It's not the radios, it's the portable/fluid nature of the equipment and operators.
Townships don't tend to invest in portable fault tolerant systems. Though post 9/11, a bunch of DHS money has gone into portable repeater trailers with powered extension towers on them.
The trouble is, in the case of a major/mass disaster there is higher potential for losing a singular resource that was the backup. With hams, you have people all over with their own radio equipment that is portable and often easily adapted for mobilized operations.
The whole concept is strength in numbers for redundancy.
In our local RACES we have radio equipment stashed all around the county, in addition to all our own equipment.
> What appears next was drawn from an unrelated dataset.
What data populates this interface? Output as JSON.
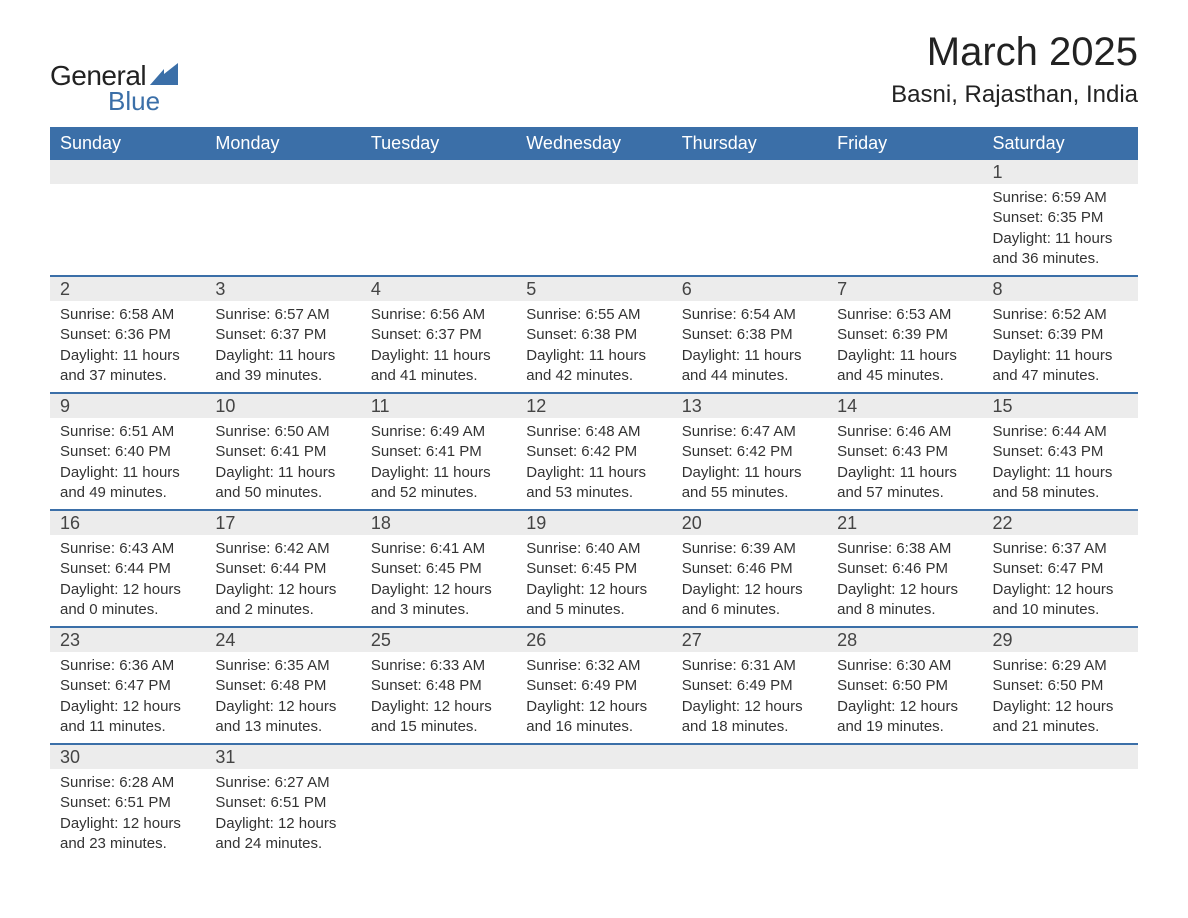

Even if a severe hurricane struck the area, the likelihood is very high that a portable field ops station could be assembled and on the air in short order.
Locally, our amateur repeaters stay up on the air much more often than the municipal machines during severe storms and power outages. My local town's system goes down all the time due to power issues while my local repeater is always up.
Also municipal systems don't have the extra-regional capability that we do with HF NVIS comms (40m 75m). So if an even was severe enough to knock out telephones and cellphones, we would be the only ones immediately available for this capability.
Yes there are military and government units that have all of this and much much more with satellite links, but it takes them days to get on location. RACES are who provide the initial communications capability until being relieved by other resources.
Hams operated at ground zero for many days because comms were so constrained and comms coordination was so strained. There was equipment all over, but the agencies didn't have it running properly until days later.
Most cities don't even have a significant staff of radio techs capable of managing the actual repeater configurations...that's all done by contractors now. Towns may have a few guys that program portables, but those guys don't know how to whip up an improvised repeater, nor do they have a bunch of them lying around.